Three technology-related preparedness strategies can help ASCs achieve these objectives:
Prepare staff to function remotely in times of crisis
An ASC can redirect internal staff from the office into remote operations from their homes, but dependence on an on-premise server puts crucial information that the ASC needs to function in a precarious situation. If something happens that destroys the information hub, a non-cloud-based ASC must start from scratch in terms of reconstructing patient records, finding past billing information, and rebuilding contact lists. Even in disasters such as a pandemic like COVID-19, where an on-premise server may be sitting in an office space untouched but inaccessible, staff will need to have a way to securely access the information from a remote location, with multiple users potentially logging in simultaneously.
While larger health systems may be able to purchase a virtual private network (VPN) to allow staff remote access to their on-premise server, it will likely be cost-prohibitive for smaller ASCs and the information will not necessarily be encrypted. ASCs also run the risk of technical issues that will not be able to be resolved without the presence of an IT support person that can be physically onsite to diagnose issues. A cloud-based platform eliminates the risks posed by a physical server in the event of an emergency, provides multiple points of secure access for authorized staff to log in and find medical records, and will keep information secure even when physical structures are not.
Determine secure patient communication methods
Depending on the nature of the catastrophe, patient volume may dramatically increase or significantly decrease. During an emergency, timely patient communication is essential, be it rescheduling appointments, helping disseminate emergency information, or guiding patients towards alternative locations for their procedures.
Yet many healthcare organizations are unprepared for secure communication. In a 2018 survey of healthcare providers on disaster preparedness, 44% of hospital-based respondents said that secure, HIPAA-compliant messaging is a key requirement of a disaster preparedness plan. But despite this, 22 percent still reported using unsecured texting to communicate with patients and family members.
Because data is encrypted and stored offsite, cloud-based software offers the highest degree of data security. Programs like HST Schedule Share allow secure transmissions between surgeons, staff, and patients, simplifies updates, and facilitates urgent changes to scheduling in a crisis.

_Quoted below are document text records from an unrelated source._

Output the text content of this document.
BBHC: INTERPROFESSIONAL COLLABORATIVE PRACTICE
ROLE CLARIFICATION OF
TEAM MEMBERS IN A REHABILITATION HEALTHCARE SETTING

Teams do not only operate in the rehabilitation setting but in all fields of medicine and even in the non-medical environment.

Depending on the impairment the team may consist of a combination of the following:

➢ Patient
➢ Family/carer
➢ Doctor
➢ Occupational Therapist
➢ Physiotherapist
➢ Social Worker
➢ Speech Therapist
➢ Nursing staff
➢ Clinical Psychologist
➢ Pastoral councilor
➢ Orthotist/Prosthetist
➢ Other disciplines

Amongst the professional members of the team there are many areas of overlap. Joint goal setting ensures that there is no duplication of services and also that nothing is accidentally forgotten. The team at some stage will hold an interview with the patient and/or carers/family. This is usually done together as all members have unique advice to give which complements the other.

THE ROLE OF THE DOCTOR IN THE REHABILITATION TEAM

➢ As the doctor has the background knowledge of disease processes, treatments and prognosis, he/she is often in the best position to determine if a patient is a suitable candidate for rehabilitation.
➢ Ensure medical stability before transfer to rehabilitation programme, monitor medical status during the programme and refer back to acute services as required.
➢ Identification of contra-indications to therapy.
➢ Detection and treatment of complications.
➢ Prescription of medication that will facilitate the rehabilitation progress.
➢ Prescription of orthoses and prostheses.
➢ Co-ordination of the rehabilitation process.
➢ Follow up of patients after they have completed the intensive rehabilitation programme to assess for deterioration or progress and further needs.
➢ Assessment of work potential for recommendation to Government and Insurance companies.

Adopt software systems designed for interoperability with health systems
While electronic health record (EHR) interoperability is a dynamic and evolving challenge in the greater health care environment, ASCs that are proactive in their choice of software systems will be better prepared to communicate with the local health systems in an emergency. During a crisis, the need to transmit discreet patient data like relevant diagnostic information, medical records, and CDC tracked data to the local health systems is paramount. But while intersystem operability is more of a goal than a widespread reality, ASCs should ensure that their software platforms are designed to adapt to necessary changes to achieve that goal.

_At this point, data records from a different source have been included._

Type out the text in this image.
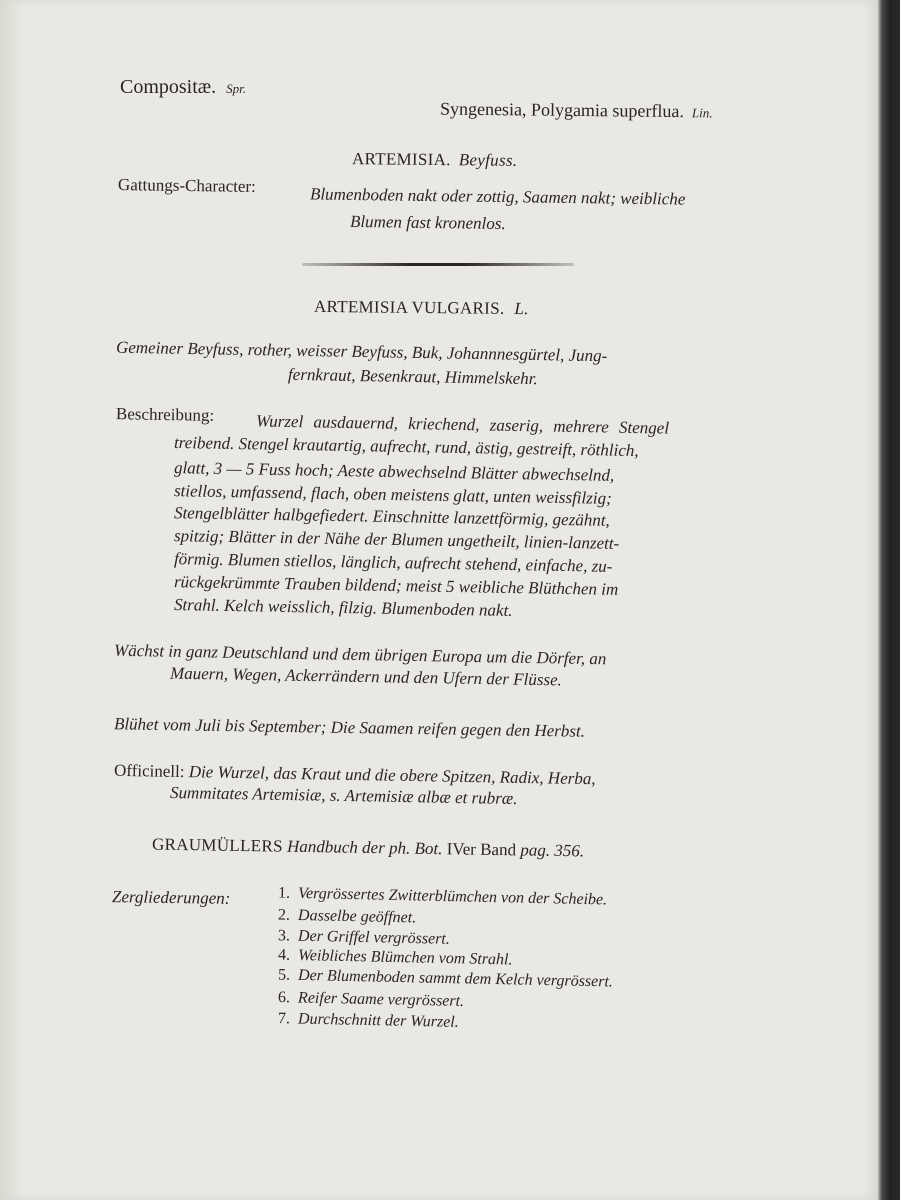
Compositæ. Spr.
Syngenesia, Polygamia superflua. Lin.
ARTEMISIA. Beyfuss.
Gattungs-Character:	Blumenboden nakt oder zottig, Saamen nakt; weibliche
Blumen fast kronenlos.
ARTEMISIA VULGARIS. L.
Gemeiner Beyfuss, rother, weisser Beyfuss, Buk, Johannnesgürtel, Jung-
fernkraut, Besenkraut, Himmelskehr.
Beschreibung: Wurzel ausdauernd, kriechend, zaserig, mehrere Stengel
treibend. Stengel krautartig, aufrecht, rund, ästig, gestreift, röthlich,
glatt, 3 — 5 Fuss hoch; Aeste abwechselnd Blätter abwechselnd,
stiellos, umfassend, flach, oben meistens glatt, unten weissfilzig;
Stengelblätter halbgefiedert. Einschnitte lanzettförmig, gezähnt,
spitzig; Blätter in der Nähe der Blumen ungetheilt, linien-lanzett-
förmig. Blumen stiellos, länglich, aufrecht stehend, einfache, zu-
rückgekrümmte Trauben bildend; meist 5 weibliche Blüthchen im
Strahl. Kelch weisslich, filzig. Blumenboden nakt.
Wächst in ganz Deutschland und dem übrigen Europa um die Dörfer, an
Mauern, Wegen, Ackerrändern und den Ufern der Flüsse.
Blühet vom Juli bis September; Die Saamen reifen gegen den Herbst.
Officinell: Die Wurzel, das Kraut und die obere Spitzen, Radix, Herba,
Summitates Artemisiæ, s. Artemisiæ albæ et rubræ.
GRAUMÜLLERS Handbuch der ph. Bot. IVer Band pag. 356.
Zergliederungen:	1. Vergrössertes Zwitterblümchen von der Scheibe.
2. Dasselbe geöffnet.
3. Der Griffel vergrössert.
4. Weibliches Blümchen vom Strahl.
5. Der Blumenboden sammt dem Kelch vergrössert.
6. Reifer Saame vergrössert.
7. Durchschnitt der Wurzel.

It is essential for the ASC industry to look at ways to ensure that EHRs are interoperable with local health systems in times of crisis, and to move quickly on implementing sound and sustainable strategies. The ability to maintain business continuity in times of crisis greatly depends on the capabilities of organizations to function when it’s next to impossible to operate business as usual. While ASCs are exempt from many of the requirements in place for other health system entities such as hospitals, there are a wealth of resources to help ASCs evaluate all aspects of their business to help prepare for disasters. Ensuring that a plan for maintaining and sustaining the technology-driven components of ASC business operations is an essential part of this planning process. As the U.S. works towards battling the spread of COVID-19, ASC leaders must take this opportunity to reflect on the implications of the pandemic for their business and determine ways to ensure patient communication is available and optimal no matter the circumstances.